AusCERT
- Headquarters: The University of Queensland
- Region served: Australasia
- Website: www.auscert.org.au

= AusCERT =

Australian cybersecurity organization

AusCERT is a non-profit organisation founded in 1993 that provides advice, education and solutions to cybersecurity threats and vulnerabilities.

Their office is located on the University of Queensland campus.

== History ==
In the early 1990s, Australian university student Nahshon Even-Chai hacked into the NASA computer system in his spare time. In response to this incident, three Australian universities (Queensland University of Technology, Griffith University, and the University of Queensland) formed AusCERT, which aimed to create a central source for information security and protection.

== Services ==
AusCERT services include phishing take-downs, security bulletins, incident notifications, sensitive information alerts, early warning SMS, and malicious URL feeds.

AusCERT is one of many computer emergency response teams (CERTs) and a member of FIRST, a worldwide network of computer security incident response and security teams. They are also a charter member of APCERT.

== AusCERT Annual Conference ==
AusCERT's conference for security professionals takes place every year.
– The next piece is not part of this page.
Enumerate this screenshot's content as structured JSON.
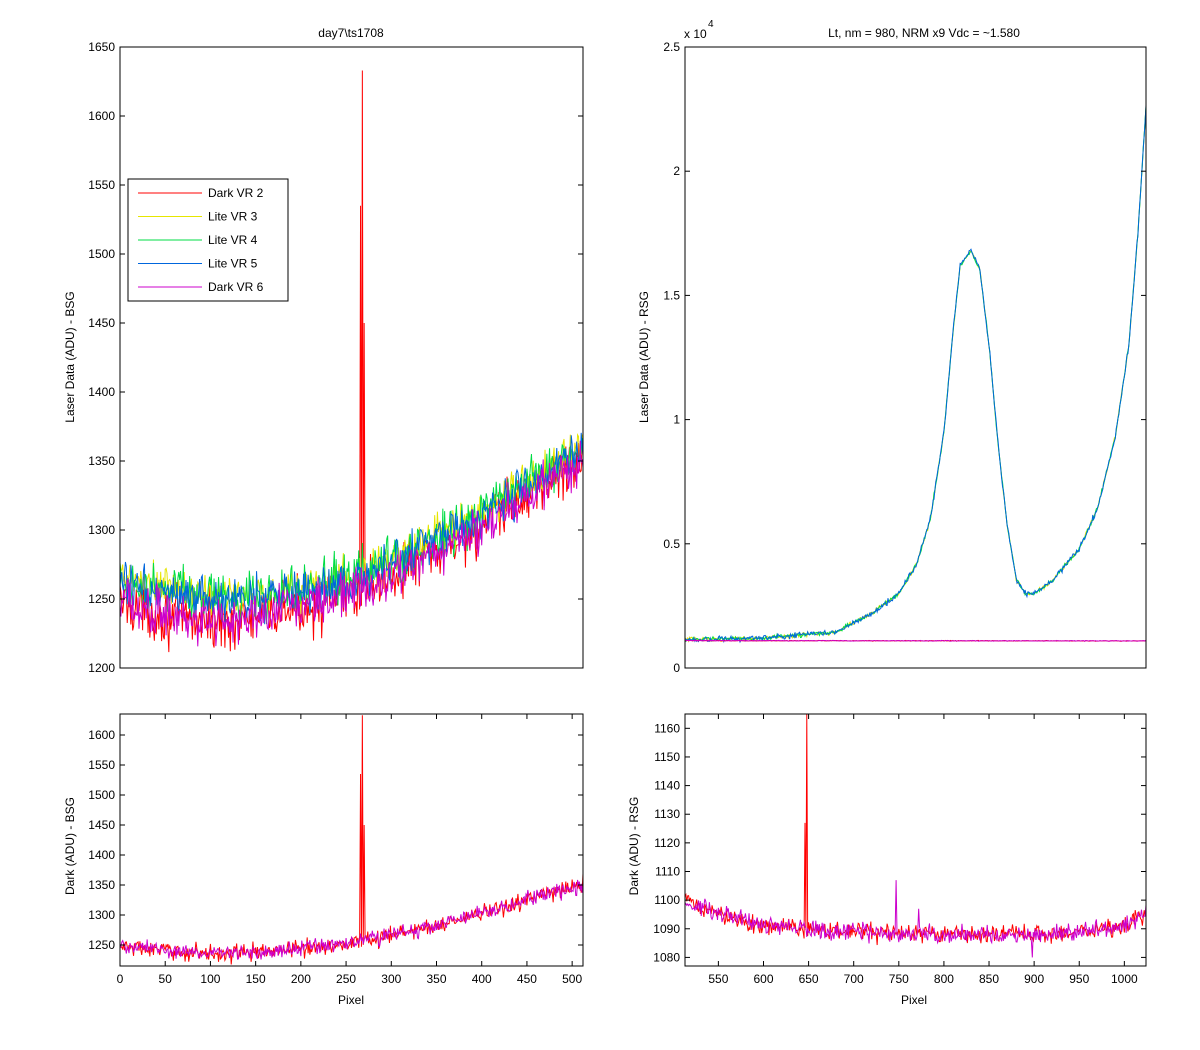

The conference program includes tutorials, networking activities, keynote speakers, and the Australian Information Security Awards.

In 2020, due to the COVID-19 pandemic, AusCERT hosted their first virtual conference. The conference MC was Adam Spencer, and featured speakers Julie Inman (eSafety Commission), Kana Shinoda (Code Blue), and Lukasz Gogolkiewicz (Seek).

== Additional Activities ==
The organisation currently supports and shares cybersecurity techniques openly with the following groups:

- The Australian Access Federation,
- Cyber Security threat annual surveys with BDO,
- International Training with APNIC,
- Training and support with KrCERT, and
- Council of Australian University Directors of Information Technology (CAUDIT).